The officer boy shook Brent’s hand, feeling himself half a civilian and on the edge of demobilization. Besides, Brent had always been a gentlemanly chap.

“Well, good luck.”

“Good luck to you, sir,” said Brent.

That incident gave the necessary flick to his decision. Men who were ripe for discharge were allowed out on pass into Charleroi, and Brent got his pass that evening; it was dated for the following day. The N.C.O. in charge of the convalescent “wing” was a far more human person than the yellow-haired nurse.

So Paul Brent went down into Charleroi on a grey January morning, with the thrill of an adventure in his blood. He had scrounged a couple of tins of bully beef and a pocketful of biscuits, his reserve ration for the road. “Escape” was in the air. The trams clanged it, the shops were ready to help in the conspiracy: the crowded streets made Brent think of a dirty, commercialized but fascinating Baghdad. He began to feel himself part of this continental crowd and no English soldier numbered and labelled for an immediate return to some niche in that damned temple of Monotony, the Industrialism of England. He was a little Haroun al Raschid wandering as he pleased in this city of adventure.
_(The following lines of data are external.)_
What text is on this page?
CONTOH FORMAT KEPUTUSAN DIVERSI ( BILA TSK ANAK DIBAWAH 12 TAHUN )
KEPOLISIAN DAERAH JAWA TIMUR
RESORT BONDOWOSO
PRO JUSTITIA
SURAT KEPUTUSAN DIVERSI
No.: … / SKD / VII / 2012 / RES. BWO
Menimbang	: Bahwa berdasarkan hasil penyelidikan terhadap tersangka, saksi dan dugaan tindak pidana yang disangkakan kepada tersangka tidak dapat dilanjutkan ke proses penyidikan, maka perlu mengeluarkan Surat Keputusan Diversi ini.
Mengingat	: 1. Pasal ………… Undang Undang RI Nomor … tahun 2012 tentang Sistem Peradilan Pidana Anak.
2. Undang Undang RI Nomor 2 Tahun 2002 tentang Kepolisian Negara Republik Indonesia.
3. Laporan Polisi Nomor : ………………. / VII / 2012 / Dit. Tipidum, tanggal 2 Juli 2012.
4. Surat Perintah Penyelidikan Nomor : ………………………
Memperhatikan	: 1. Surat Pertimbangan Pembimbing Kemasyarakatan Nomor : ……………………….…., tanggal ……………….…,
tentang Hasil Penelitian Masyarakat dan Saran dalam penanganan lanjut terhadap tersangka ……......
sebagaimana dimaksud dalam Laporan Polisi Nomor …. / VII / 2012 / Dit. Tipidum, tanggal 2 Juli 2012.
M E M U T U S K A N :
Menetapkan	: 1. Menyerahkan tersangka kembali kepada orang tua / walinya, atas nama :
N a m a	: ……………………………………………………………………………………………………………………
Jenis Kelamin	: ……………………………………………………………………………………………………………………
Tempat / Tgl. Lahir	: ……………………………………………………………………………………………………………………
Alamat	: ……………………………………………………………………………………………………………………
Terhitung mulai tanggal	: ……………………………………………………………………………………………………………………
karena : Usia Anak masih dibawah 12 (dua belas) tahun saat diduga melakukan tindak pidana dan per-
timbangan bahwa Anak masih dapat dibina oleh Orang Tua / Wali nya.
Brent’s first business was to change that German money, for it would be no use to him on the road. He found a jeweller and goldsmith’s that was also a Bureau de Change, and they took a thousand of his German marks and gave him French notes in exchange. Brent thought it wise to spread the transaction over a varied surface. He tried a Belgian bank, and came out with six hundred francs in French paper. A second Bureau de Change converted the bulk of the remainder. Then Brent went shopping.

The first thing that he bought was a carpet-bag with black leather handles, and he bought it at a little shop in a shabby side street. This magasin sold workmen’s clothes.

A fat Belgian woman, with a moustache and overflowing cheeks and chin, showed some surprise when he asked the price of a pair of brown velvet trousers.

Brent laughed, and became confidential.

“We make what we call a stage-play, madame, a concert of varieties. The war is over; it is necessary for us to be amused.”